I have been blessed many times over in my life with wonderful girlfriends. Currently I have two sweet Sisters-in-Christ who are nothing short of angels. I have even asked them a couple of times – are you really a person or just posing as a person because God knows that Momma C needs you! These are girls that pray for me, encourage me, and love me enough to be honest when I am being stupid!
In the book Captivating, the Eldredge team devotes a chapter to the importance of having women friends in your life.
There is no way your husband or your children can ever provide the intimacy and relational satisfaction you need. A woman must have women friends.
I couldn’t agree more. Thus, I wanted to take a moment to pass along some of their thoughts and some of mine on the subject.
It is my girlfriends that I call up or email when my heart is broken, when I am confused, when I am tired. It is also my girlfriends that I run to when I am thrilled, excited, and filled with joy. Yes, I can go to my husband – and I do – but there are things that my husband can’t understand in the way that my girlfriends do because he is a man.

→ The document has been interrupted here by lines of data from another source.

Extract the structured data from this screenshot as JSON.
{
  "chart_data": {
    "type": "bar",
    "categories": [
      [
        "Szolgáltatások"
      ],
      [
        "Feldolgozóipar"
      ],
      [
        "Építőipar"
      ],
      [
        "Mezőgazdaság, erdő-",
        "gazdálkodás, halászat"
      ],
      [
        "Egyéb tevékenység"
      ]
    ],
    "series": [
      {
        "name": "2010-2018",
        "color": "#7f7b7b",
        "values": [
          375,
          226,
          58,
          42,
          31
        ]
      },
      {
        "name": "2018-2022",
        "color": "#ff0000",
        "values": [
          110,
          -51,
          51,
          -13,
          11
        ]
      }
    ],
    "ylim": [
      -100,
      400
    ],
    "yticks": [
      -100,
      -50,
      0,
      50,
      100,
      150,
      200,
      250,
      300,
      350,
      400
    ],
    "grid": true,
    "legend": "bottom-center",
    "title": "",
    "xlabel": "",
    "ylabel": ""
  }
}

God created him different.
But, this is very important…
Friendships need to be nurtured and guarded and fought for. We need to call one another without waiting to be called first. We need to ask how our friends are doing and really listen to their answers. Listen between the lines. We love our friends by pursuing them.
I think this is where we miss the mark. It takes time to work on a friendship. Time that we sometimes feel we don’t have. But time that we must make. We can not be the woman, the Mom, the wife that we need to be without girlfriends. Those girls who will call us out on the rug when we need it and encourage us when we are down.
There are three levels of friends according to the Eldredge couple – intimate, dear friends, and acquaintances. The intimate friends are those close two or three girls that you tell everything to. The ones that you want by your side when things happen – both good and bad. The dear-friends group is a larger one. They are the ones that you hang with but don’t call in the middle of the night. Then there are acquaintances – those people that you know and say hi in passing. These circles will change and people will move between the circles as your life changes. New people will come and old friends will leave.
I have seen people who never move to the close or intimate circle with friends. They keep everyone at arms length – as acquaintances. Or maybe they have close friends but they never become intimate and real with them – thus moving them to the next circle. Whether it is time, fear, or not understanding how to be a friend, they miss out on a huge blessing from God.
Friendship can be hard and you must work at it. You can not have a close friendship with someone that you call every 4 months and never get past the “how-are-you-fine” conversations.
Do you have these three circles of friends? If so, what are you doing to keep these friendship going?
If you don’t have an intimate group of friends, ask yourself if you are being a friend and pray about it. “Ask God to bring it [friends] into your life, [and to] give you eyes to recognize it when He does.” Be ready to be blessed!